I hate poor security/AI writing

This post...where to start...

Gerard is wrong in the first paragraph (emphasis mine):

Proton Mail is famous for its privacy and security. The cool trick they do is that not even Proton can decode your email. That’s because it never exists on their systems as plain text — it’s always encrypted!

That is only for Proton-to-Proton email. If it's from anywhere else of course it exists as plain text on their systems for some amount of time. This is exactly the reason why I have never understood the popularity of Proton among the "privacy-aware" set. We can't possibly know what happens on Proton's servers.

This worried a lot of the security-minded users — it completely breaks the security model where nothing is in plain-text at rest. But the business users might pay money, so.

Gerard now has switched from "never exists as plain text on their systems" to "nothing exists as plain text at rest". These are very different scenarios and the first one just isn't true as I said above.

Per Proton, chat history for Lumo is zero-access encryption. Gerard mentions that:

Proton says your chats are stored with the same zero-access encryption as your email. That’s great! But their wording is: “end-to-end encryption in your chat history.”
What are the ends in this scenario? And why not just say “end-to-end encryption in your chat”? Well, obviously, because they can’t say that.

So he's upset that they're being transparent and being specific to chat history being the thing with zero-access encryption? Very odd.

If you’re using a remote chatbot like Lumo, the chat has to exist as plain text for the chatbot to see it, for some unspecified length of time. Same if you dump files into the chatbot from your end-to-end-encrypted Proton Drive — their version of Google Drive.

The same situation if you get any email from outside of ProtonMail.

That’s how most web services work, and it might not sound like a big deal — but Proton’s email famously does not work like that. There is never plain text at rest. So Proton is trying to handwave on their past reputation and say, well, parts of it are totally secure. Just not the rest.

Gerard doesn't like the way Proton writes and then makes the same mistakes himself. "There is never plain text at rest". Nope, but there is plain text at some point in transit for the majority of email you receive at a ProtonMail account.
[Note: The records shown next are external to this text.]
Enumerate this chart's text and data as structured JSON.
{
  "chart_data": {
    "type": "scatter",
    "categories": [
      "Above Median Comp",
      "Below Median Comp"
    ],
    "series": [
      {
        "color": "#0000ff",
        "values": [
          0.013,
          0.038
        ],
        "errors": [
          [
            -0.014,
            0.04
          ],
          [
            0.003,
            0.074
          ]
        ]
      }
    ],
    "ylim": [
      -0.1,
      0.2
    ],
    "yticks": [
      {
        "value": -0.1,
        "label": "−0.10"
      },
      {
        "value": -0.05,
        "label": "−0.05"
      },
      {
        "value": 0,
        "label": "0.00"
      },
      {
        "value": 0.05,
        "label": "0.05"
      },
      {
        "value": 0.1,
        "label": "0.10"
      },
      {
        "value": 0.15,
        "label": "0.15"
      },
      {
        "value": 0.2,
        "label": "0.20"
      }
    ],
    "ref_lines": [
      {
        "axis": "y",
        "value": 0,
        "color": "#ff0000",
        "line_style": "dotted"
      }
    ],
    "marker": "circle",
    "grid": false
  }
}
There is never plain text at rest for my Gmail or Fastmail account either. It's all encrypted at rest. The difference is in the Gmail/Fastmail cases it's not zero-access encryption. They hold the encryption key.

In the single most damning thing I can say about Proton in 2025, the Proton GitHub repository has a “cursorrules” file. They’re vibe-coding their public systems. Much secure!

I expect they're not vibe coding at all and I don't see how using AI coding tools makes something less secure. Good programmers are good programmers, AI tools or not. Seems like a lot of biased assumptions (he clearly doesn't like AI tools). Maybe Gerard has information we don't.

Proton is moving its servers out of Switzerland to another country in the EU they haven’t specified. The Lumo announcement is the first that Proton’s mentioned this.

Proton hasn't used exclusively-Swiss servers for quite a long time at this point. They have servers in Germany for example. It most certainly is not the first time Proton has mentioned servers in other EU countries, it's literally in a reddit post 🤣

For most people this‘ll be, so what? — they still trust Google and Microsoft with all their stuff.

It should be "so what?". There is no reason to not trust Google or Microsoft with your stuff. Businesses trust their intellectual property to those companies for a reason.

Proton’s Lumo chatbot is a pile of openwashing and securitywashing using Proton Mail’s previously solid reputation to sell you something where the security is: cross your fingers and trust us.

Previously solid? It's still solid except to the tiny cabal of the Always Online who are constantly looking for something to be outraged over. There has always been a "trust us" component to using ProtonMail as I noted above. That is the case for any company. For smaller companies it would be suicide for them not to follow through on their promises just the same as for the big players like Google. It makes no business sense to lie.